这篇博客介绍了如何利用scikit-learn库进行线性回归学习,结合NBA体育数据,展示了数据科学在体育领域的应用。通过实例详细解析了从数据获取到模型建立的全过程。

摘要生成于 C知道 ,由 DeepSeek-R1 满血版支持, 前往体验 >

scikit 线性回归

Data science enables many pretty amazing tasks for its practitioners, and changed our lives in many ways from small to big. When a business predicts demand for a product, when a company identifies fraudulent transactions online or when a streaming service recommends what to watch, data science is often the oil that enables these innovations.

数据科学为其从业人员实现了许多惊人的任务,并从小到大从许多方面改变了我们的生活。 当企业预测对产品的需求时,当公司在线识别欺诈性交易时,或者当流媒体服务推荐观看内容时,数据科学通常是推动这些创新的动力。

These types of data science innovations are based on regression analysis, which is to say that they are about understanding relationships between input variables and output variables.

这些类型的数据科学创新基于回归分析,也就是说,它们是关于理解输入变量和输出变量之间的关系的。

Along with classification analysis, regression is one of two fundamental types of data problems, and learning how it works and how to perform them form significant part of data analysis and data science.

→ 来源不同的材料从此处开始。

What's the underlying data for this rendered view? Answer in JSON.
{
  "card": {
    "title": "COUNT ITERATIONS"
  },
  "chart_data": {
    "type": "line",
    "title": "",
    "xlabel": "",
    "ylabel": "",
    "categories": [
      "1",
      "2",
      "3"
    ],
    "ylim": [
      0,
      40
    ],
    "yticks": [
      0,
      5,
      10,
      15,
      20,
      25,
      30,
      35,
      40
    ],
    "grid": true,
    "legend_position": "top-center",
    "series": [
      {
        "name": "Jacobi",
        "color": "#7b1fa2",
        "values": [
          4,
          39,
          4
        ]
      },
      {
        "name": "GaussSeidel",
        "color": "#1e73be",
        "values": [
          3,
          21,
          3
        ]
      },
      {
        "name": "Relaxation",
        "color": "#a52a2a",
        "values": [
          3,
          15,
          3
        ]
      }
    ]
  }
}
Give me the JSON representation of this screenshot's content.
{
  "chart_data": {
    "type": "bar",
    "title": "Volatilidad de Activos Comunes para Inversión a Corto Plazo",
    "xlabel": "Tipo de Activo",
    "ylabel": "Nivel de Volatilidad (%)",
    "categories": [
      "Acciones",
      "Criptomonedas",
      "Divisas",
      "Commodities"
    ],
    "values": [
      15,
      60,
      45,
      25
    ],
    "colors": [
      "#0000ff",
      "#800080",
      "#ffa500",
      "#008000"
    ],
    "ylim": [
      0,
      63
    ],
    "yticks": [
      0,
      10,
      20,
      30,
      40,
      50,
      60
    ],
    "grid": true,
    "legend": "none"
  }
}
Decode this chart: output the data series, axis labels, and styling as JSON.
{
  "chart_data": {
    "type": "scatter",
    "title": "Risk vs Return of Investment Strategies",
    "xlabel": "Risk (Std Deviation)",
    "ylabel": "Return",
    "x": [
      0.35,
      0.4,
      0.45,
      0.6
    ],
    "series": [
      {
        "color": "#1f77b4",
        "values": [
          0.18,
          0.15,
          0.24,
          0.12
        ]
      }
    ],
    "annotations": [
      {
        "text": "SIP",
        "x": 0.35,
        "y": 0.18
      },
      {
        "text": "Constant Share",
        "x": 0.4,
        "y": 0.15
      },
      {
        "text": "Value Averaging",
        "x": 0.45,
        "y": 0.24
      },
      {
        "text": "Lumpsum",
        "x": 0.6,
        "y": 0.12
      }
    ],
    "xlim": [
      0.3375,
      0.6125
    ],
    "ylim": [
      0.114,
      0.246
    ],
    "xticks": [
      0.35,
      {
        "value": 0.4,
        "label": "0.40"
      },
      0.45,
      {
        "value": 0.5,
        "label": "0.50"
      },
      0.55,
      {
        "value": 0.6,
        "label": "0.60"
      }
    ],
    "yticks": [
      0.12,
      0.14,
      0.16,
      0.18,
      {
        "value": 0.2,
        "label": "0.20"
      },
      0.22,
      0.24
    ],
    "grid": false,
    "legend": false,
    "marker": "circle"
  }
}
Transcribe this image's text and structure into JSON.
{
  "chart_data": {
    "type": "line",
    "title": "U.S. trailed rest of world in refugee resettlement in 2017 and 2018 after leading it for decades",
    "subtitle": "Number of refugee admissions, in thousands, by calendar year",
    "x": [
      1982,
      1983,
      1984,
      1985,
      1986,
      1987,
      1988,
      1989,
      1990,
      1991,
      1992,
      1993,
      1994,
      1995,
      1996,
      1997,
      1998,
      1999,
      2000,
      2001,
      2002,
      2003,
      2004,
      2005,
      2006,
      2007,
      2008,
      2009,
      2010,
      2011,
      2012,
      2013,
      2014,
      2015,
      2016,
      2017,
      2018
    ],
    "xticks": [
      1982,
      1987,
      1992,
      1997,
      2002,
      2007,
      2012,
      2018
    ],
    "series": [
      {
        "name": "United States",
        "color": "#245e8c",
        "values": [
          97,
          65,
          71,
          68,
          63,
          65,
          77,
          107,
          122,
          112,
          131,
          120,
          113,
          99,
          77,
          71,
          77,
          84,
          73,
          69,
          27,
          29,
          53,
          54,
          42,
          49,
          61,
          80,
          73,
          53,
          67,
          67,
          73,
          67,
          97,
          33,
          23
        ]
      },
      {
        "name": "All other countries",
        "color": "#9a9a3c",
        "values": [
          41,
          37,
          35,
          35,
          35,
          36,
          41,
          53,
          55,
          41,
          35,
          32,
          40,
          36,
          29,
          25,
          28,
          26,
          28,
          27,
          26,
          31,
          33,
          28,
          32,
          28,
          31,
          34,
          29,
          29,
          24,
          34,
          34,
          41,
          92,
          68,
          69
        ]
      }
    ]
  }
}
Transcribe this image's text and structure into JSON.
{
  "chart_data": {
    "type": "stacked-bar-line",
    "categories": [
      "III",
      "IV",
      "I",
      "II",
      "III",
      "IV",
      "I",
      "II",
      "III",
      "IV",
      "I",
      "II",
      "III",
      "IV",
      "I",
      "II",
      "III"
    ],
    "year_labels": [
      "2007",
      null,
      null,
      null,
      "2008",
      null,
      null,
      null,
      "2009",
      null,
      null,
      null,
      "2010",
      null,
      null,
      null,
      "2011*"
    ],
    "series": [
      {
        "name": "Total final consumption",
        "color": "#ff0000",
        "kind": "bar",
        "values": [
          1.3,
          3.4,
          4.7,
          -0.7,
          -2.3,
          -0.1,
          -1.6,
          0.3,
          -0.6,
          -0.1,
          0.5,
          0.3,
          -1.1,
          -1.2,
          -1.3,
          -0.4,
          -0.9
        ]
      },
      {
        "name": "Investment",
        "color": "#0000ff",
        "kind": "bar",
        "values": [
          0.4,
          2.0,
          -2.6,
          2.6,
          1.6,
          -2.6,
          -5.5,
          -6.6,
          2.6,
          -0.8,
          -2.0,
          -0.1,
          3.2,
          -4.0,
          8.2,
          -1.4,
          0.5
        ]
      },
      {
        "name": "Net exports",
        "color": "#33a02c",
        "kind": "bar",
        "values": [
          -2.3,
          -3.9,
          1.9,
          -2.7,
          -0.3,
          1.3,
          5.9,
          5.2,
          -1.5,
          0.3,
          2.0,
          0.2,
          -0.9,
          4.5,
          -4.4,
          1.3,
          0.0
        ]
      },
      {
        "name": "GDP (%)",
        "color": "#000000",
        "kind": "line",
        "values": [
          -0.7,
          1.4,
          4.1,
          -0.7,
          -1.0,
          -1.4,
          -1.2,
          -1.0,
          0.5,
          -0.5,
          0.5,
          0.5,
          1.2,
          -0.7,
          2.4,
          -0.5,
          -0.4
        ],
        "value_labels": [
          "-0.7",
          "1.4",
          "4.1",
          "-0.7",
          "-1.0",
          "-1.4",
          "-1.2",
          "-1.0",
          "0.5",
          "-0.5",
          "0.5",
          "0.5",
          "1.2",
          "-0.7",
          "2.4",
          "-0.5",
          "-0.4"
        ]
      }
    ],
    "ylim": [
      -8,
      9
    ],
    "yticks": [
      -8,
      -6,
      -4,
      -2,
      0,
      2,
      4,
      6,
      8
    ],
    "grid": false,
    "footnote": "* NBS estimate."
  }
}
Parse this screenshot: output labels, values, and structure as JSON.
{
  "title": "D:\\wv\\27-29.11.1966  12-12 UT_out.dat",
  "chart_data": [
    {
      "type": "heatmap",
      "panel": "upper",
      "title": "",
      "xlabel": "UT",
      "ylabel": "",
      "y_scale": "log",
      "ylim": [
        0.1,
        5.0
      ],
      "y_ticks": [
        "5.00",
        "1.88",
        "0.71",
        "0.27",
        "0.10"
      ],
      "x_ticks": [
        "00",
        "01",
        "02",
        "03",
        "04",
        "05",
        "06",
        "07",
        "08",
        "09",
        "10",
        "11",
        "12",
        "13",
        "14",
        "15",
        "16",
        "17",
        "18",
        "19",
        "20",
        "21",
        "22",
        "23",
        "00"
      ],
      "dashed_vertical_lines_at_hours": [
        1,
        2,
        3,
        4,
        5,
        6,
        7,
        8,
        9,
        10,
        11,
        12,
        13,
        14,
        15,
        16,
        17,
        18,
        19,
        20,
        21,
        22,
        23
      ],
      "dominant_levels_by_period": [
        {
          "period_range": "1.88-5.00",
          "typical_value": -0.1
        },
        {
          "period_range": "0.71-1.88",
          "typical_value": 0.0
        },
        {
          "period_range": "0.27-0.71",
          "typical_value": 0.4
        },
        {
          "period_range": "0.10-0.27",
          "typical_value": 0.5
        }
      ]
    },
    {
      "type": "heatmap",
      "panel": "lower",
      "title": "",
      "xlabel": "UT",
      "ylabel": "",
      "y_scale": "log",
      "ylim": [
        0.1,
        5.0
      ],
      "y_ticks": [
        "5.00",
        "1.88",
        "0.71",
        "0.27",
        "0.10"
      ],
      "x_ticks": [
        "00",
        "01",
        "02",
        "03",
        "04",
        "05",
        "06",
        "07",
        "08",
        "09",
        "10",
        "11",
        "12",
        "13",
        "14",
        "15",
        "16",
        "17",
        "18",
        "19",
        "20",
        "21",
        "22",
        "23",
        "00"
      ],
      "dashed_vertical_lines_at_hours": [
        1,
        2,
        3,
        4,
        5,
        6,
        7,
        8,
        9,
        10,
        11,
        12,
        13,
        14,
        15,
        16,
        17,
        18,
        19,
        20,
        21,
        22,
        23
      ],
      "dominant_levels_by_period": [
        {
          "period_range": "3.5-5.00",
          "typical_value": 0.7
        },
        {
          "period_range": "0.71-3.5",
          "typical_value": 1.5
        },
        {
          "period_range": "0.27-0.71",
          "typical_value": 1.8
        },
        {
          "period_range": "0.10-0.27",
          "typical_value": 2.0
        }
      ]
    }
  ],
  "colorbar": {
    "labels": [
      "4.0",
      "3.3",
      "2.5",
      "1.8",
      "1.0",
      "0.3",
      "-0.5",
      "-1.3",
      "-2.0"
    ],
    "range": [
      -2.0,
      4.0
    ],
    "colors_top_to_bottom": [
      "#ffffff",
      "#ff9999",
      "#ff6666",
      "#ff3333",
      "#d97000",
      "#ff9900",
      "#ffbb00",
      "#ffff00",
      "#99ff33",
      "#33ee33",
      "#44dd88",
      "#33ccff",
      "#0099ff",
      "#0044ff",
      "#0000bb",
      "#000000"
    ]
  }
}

与分类分析一起,回归是数据问题的两种基本类型之一,而学习它如何工作以及如何执行它们构成了数据分析和数据科学的重要组成部分。

So, I would like to show in this article how regression analysis can be used to identify patterns in the data and for predictive purposes. To start with, let’s start here with simple, linear regression techniques and see what they can teach us.

因此,我想在本文中展示如何将回归分析用于识别数据中的模式并用于预测目的。 首先,让我们从简单的线性回归技术开始,看看它们可以教给我们什么。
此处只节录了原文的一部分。